Car accident claim without a lawyer? Read this.
None of us like the ads some lawyers run on TV, seeking clients with personal injury claims. The alternative, though, can be catastrophic. Here is one example, taken from the Michigan Court of Appeals in April of 2009: The case is Tammy Johnson, Guardian of Nancy Eastman v. Wausau Insurance Company and Nationwide Indemnity, Inc.
In 1983, Nancy Eastman suffered profound brain injury at ten months old in a car accident. Under Michigan law, she was entitled to full lifetime medical benefits, including hourly attendant care, as needed. It is undisputed that the brain injured child required 24 hour care. Her parents could not provide that care when she came home from the hospital, so Dorothy Bencheck assumed her care and ultimately became her guardian. Bencheck was paid $20.00 per day by Wausau/Nationwide to care for Nancy. She repeatedly asked if she was entitled to any other financial support and was told by the adjuster, one Albert Abdey, that she was not entitled to anything else.

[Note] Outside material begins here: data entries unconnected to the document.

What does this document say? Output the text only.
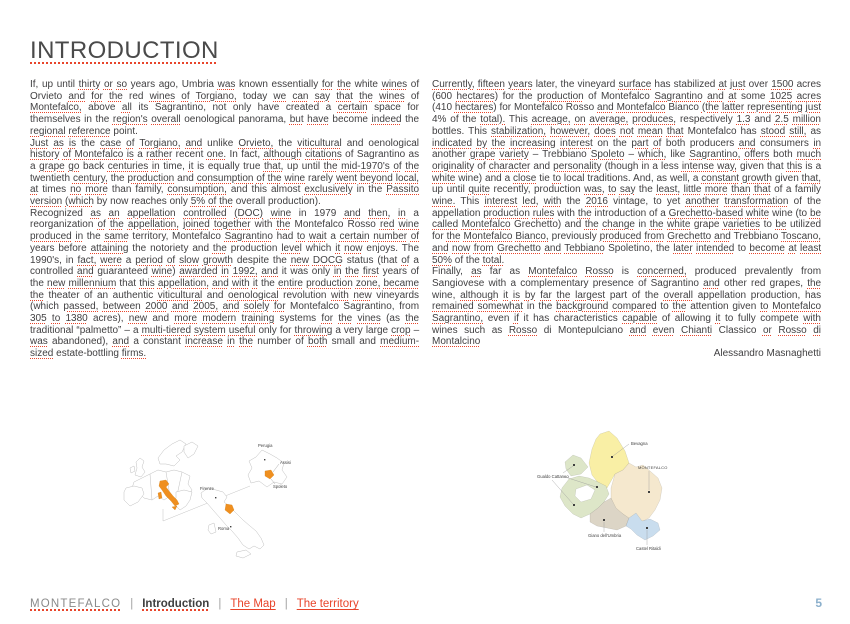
INTRODUCTION

If, up until thirty or so years ago, Umbria was known essentially for the white wines of Orvieto and for the red wines of Torgiano, today we can say that the wines of Montefalco, above all its Sagrantino, not only have created a certain space for themselves in the region's overall oenological panorama, but have become indeed the regional reference point.

Just as is the case of Torgiano, and unlike Orvieto, the viticultural and oenological history of Montefalco is a rather recent one. In fact, although citations of Sagrantino as a grape go back centuries in time, it is equally true that, up until the mid-1970's of the twentieth century, the production and consumption of the wine rarely went beyond local, at times no more than family, consumption, and this almost exclusively in the Passito version (which by now reaches only 5% of the overall production).

Recognized as an appellation controlled (DOC) wine in 1979 and then, in a reorganization of the appellation, joined together with the Montefalco Rosso red wine produced in the same territory, Montefalco Sagrantino had to wait a certain number of years before attaining the notoriety and the production level which it now enjoys. The 1990's, in fact, were a period of slow growth despite the new DOCG status (that of a controlled and guaranteed wine) awarded in 1992, and it was only in the first years of the new millennium that this appellation, and with it the entire production zone, became the theater of an authentic viticultural and oenological revolution with new vineyards (which passed, between 2000 and 2005, and solely for Montefalco Sagrantino, from 305 to 1380 acres), new and more modern training systems for the vines (as the traditional “palmetto” – a multi-tiered system useful only for throwing a very large crop – was abandoned), and a constant increase in the number of both small and medium-sized estate-bottling firms.

Currently, fifteen years later, the vineyard surface has stabilized at just over 1500 acres (600 hectares) for the production of Montefalco Sagrantino and at some 1025 acres (410 hectares) for Montefalco Rosso and Montefalco Bianco (the latter representing just 4% of the total). This acreage, on average, produces, respectively 1.3 and 2.5 million bottles. This stabilization, however, does not mean that Montefalco has stood still, as indicated by the increasing interest on the part of both producers and consumers in another grape variety – Trebbiano Spoleto – which, like Sagrantino, offers both much originality of character and personality (though in a less intense way, given that this is a white wine) and a close tie to local traditions. And, as well, a constant growth given that, up until quite recently, production was, to say the least, little more than that of a family wine. This interest led, with the 2016 vintage, to yet another transformation of the appellation production rules with the introduction of a Grechetto-based white wine (to be called Montefalco Grechetto) and the change in the white grape varieties to be utilized for the Montefalco Bianco, previously produced from Grechetto and Trebbiano Toscano, and now from Grechetto and Tebbiano Spoletino, the later intended to become at least 50% of the total.

Finally, as far as Montefalco Rosso is concerned, produced prevalently from Sangiovese with a complementary presence of Sagrantino and other red grapes, the wine, although it is by far the largest part of the overall appellation production, has remained somewhat in the background compared to the attention given to Montefalco Sagrantino, even if it has characteristics capable of allowing it to fully compete with wines such as Rosso di Montepulciano and even Chianti Classico or Rosso di Montalcino

Alessandro Masnaghetti

Firenze
Roma
Perugia
Assisi
Spoleto
Bevagna
MONTEFALCO
Gualdo Cattaneo
Giano dell'Umbria
Castel Ritaldi
MONTEFALCO | Introduction | The Map | The territory	5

Abdey admitted this was true and justified his misrepresentations by asserting that he didn't want to turn the guardianship into a "job". He never informed Bencheck of her right to receive hourly attendant care, told her she had received all she would get from Wausau/Nationwide, and told her that if she needed money, she should raid the $37,000 "pain and suffering" settlement the insurer had paid the child. The Probate Court rejected that request and in financial difficulty, Bencheck had to give up caring for Nancy in 1989. In 1990, Tammy Johnson assumed Nancy's care; Wausau/Nationwide did not tell her of Nancy's entitlement to lifetime attendant care, but it did make the generous gesture of increasing her per diem from $20.00 per day to $21.00!
In 2006, Johnson spoke to a lawyer and learned for the first time that she should have been paid about $10.00 per hour for caring for Nancy. She learned for the first time that she could hire respite care for vacations or weekends at a reasonable market rate, or even retain someone on a regular basis to take a shift caring for Nancy. She sued Nationwide/Wausau for fraud and misrepresentation and sought payment of the (literally) hundreds of thousands of dollars that it had improperly refused to pay her.
The Court of Appeals rejected Johnson's claim for benefits more than one year old. Even though Judge Henry Saad (the compassion-less insurance apologist who never met a consumer claim or victim that he didn't enjoy repudiating) and his panel of the Court of Appeals acknowledged that Nancy's guardians had been lied to by Wausau/Nationwide, it refused to allow the claim to go to a jury. It held that "assuming Abdey made a fraudulent misrepresentation...[the guardians] cannot establish that [they] relied" on his lie. The panel suggested that since Nancy's guardians could have consulted with a lawyer and learned that they were being lied to, they had no recourse against the insurer.
So, the next time an insurer suggests you are "in good hands" and don't need independent advice in dealing with adjusters or agents, give this case some thought. Not only does the insurer have no duty to tell you what you are owed; you can't even hold it responsible for fraudulent misrepresentations. Even if you are a brain-damaged child owed hundreds of thousands of dollars of daily care.